- Sire: With Pleasure
- Grandsire: He Did
- Dam: Efficiency
- Damsire: Sweep All
- Sex: Stallion
- Foaled: 1955
- Country: United States
- Colour: Dark brown
- Breeder: Tilford Wilson and CT Houston
- Owner: Sunny Blue Farm
- Trainer: Vic Sovinski
- Record: 17: 3-6-3
- Earnings: US$128,375

Major wins
- Jersey Derby (1958) American Classic Race placing: Kentucky Derby 2nd (1958) Preakness Stakes 2nd (1958)

= Lincoln Road (horse) =

American-bred Thoroughbred racehorse

Lincoln Road (foaled in 1955) was an American Thoroughbred racehorse who won the 1958 Jersey Derby as a three-year-old. The son of With Pleasure is best remembered for his runner-up finishes in the 1958 Kentucky Derby and Preakness Stakes.

==Racing career==
Lincoln Road was owned by Chicago businessman Isaac Blumberg who raced the colt under the nom de course Sunny Blue Farm. Bloomberg and his trainer Vic Sovinski came back two years later to win the 1960 Kentucky Derby with Venetian Way.

As a two-year-old, Lincoln Road broke his maiden in his third attempt and would win 2 of 7 starts. In 1958, at 3, he finished second seven times. In February, he placed second to Yemen in the Hutcheson Stakes at Gulfstream Park at seven furlongs. In April, he stretched out to a mile and one eighth and led most of the way but was caught at the wire and finished second again. This time he lost to Calumet Farm's Tim Tam in the Florida Derby, also at Gulfstream. Calumet Farm-owned Tim Tam went on to become a Dual Classic Winner and win divisional honors as the American Champion Three-Year-Old Male Horse. Next, in the Biscayne Bay Handicap, the favored Lincoln Road finished second to Belleau Chief, the same rival to whom he would finish third in the Stepping Stone Purse at Churchill Downs. Finishing fourth in that race was Silky Sullivan.

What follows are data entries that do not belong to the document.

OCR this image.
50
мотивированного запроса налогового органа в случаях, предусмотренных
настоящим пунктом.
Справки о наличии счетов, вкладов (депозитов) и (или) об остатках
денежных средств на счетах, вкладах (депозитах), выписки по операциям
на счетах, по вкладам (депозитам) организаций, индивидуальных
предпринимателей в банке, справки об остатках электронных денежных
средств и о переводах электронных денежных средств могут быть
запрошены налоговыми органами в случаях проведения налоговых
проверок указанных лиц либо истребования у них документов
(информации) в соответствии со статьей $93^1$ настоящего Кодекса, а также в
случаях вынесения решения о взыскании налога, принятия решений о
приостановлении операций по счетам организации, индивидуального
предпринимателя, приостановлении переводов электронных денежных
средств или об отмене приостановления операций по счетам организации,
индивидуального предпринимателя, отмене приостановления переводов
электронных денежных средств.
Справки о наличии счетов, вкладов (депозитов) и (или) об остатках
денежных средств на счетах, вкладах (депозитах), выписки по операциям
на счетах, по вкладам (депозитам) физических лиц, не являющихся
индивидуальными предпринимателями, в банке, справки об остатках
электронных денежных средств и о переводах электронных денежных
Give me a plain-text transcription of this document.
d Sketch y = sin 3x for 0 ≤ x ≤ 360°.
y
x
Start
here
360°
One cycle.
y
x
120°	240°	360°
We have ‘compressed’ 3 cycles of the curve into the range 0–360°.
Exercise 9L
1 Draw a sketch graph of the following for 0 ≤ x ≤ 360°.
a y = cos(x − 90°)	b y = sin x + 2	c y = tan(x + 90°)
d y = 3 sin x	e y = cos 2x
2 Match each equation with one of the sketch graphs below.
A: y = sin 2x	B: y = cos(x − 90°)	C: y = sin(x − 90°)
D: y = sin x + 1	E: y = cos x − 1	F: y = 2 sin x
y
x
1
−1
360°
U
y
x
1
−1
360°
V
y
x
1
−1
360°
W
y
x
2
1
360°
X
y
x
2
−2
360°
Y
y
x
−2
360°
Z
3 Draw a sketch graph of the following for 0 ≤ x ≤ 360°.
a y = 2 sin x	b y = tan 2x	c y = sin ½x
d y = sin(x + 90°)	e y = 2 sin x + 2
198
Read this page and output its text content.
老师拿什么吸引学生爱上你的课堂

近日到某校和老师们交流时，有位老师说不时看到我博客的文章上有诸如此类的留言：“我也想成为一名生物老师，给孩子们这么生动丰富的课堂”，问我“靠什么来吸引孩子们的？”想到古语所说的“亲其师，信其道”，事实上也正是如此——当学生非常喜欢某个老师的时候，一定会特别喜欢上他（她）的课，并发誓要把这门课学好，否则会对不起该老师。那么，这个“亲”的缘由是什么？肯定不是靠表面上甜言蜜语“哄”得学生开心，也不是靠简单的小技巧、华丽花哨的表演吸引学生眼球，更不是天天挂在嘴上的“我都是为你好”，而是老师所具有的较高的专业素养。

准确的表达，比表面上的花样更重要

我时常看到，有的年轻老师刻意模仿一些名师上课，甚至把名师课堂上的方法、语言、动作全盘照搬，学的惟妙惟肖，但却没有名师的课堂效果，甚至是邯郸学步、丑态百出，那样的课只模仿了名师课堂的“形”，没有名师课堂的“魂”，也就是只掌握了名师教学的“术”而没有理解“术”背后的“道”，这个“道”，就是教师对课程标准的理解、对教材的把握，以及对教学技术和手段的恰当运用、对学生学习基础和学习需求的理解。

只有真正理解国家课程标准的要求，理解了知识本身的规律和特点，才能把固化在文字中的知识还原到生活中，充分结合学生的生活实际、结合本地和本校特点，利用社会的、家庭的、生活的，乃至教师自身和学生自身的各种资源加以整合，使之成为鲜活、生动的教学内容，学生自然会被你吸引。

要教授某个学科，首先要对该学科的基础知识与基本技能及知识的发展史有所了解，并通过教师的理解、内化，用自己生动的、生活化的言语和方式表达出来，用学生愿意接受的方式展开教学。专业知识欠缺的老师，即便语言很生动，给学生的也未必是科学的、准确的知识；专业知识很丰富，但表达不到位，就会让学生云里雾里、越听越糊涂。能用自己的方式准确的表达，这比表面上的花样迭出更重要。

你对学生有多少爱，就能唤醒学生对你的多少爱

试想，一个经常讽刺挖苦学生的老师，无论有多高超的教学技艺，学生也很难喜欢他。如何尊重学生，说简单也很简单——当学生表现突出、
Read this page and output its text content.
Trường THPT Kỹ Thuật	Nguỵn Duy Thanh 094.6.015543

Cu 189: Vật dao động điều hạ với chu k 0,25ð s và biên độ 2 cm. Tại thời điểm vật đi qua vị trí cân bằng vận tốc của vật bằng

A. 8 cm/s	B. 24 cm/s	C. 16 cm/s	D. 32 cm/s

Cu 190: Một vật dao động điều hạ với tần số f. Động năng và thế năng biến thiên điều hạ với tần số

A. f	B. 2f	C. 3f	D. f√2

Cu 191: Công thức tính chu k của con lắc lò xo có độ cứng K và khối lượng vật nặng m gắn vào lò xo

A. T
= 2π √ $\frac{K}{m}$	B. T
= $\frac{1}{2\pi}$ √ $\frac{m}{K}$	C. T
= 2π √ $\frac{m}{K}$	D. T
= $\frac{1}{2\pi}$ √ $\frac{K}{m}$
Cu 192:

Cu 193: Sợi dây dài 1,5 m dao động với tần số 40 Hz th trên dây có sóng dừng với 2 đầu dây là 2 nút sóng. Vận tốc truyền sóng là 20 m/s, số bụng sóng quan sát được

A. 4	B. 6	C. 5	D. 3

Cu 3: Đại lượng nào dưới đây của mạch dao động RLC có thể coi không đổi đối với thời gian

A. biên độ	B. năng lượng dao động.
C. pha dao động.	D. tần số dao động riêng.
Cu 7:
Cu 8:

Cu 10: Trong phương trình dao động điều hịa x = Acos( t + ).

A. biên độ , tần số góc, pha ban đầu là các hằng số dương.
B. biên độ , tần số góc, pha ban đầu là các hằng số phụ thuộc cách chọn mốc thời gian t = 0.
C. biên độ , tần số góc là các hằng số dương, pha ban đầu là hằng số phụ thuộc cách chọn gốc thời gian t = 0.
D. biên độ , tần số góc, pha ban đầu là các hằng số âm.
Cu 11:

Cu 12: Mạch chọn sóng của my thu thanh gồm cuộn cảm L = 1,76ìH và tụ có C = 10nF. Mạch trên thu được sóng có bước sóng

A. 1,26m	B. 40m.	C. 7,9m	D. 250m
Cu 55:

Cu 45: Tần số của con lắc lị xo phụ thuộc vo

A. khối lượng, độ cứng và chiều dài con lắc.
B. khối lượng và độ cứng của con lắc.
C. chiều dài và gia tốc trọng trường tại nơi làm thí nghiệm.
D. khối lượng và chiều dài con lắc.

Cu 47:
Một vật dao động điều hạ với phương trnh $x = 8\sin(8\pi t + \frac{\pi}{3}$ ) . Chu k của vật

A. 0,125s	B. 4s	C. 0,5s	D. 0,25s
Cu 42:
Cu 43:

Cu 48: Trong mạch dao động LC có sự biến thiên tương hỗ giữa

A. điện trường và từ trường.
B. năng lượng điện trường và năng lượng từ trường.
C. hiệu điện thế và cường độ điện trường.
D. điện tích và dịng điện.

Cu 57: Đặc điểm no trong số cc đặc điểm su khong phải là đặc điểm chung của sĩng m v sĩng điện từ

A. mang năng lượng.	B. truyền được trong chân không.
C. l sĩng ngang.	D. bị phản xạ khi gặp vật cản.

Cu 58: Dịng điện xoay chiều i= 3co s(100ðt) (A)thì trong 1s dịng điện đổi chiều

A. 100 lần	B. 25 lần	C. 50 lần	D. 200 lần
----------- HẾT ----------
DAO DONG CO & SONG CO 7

On the first Saturday in May, Lincoln Road finished second again to Tim Tam in the Kentucky Derby at Churchill Downs.

Two weeks later, Lincoln Road was listed as the fourth choice in a field of twelve stakes-winning colts in the second jewel of the Triple Crown, the 83rd running of Preakness Stakes at Pimlico Race Course in Baltimore, Maryland, on May 17, 1958. Derby winner Tim Tam was listed as even money, Jewel's Reward was 3:1, closer Silky Sullivan was third choice at 6:1, and Lincoln Road was listed at 8:1. Starting from post position ten, Lincoln Road broke well and set fast fractions on the lead of :23 flat, :46-2/5 and 1:11-3/5. He led by a half length rounding the clubhouse turn and then drew clear down the backstretch by two lengths. Around the final turn, he was heavily restrained by jockey C. Rogers but widened his lead to three lengths. In the stretch, Tim Tam bore down and won by one and a quarter lengths. Lincoln Road finished three and a half lengths in front of third-place finisher Gone Fishin.

After his Triple Crown exploits, Lincoln Road would earn his stakes win with a front-running victory in the Jersey Derby over Talent Show. In his next start, he would lose in a photo to Terra Firma in the Stars And Stripes Handicap at Arlington Park in Chicago, Illinois. Never out of the money at three in 10 starts, his racing career was now over.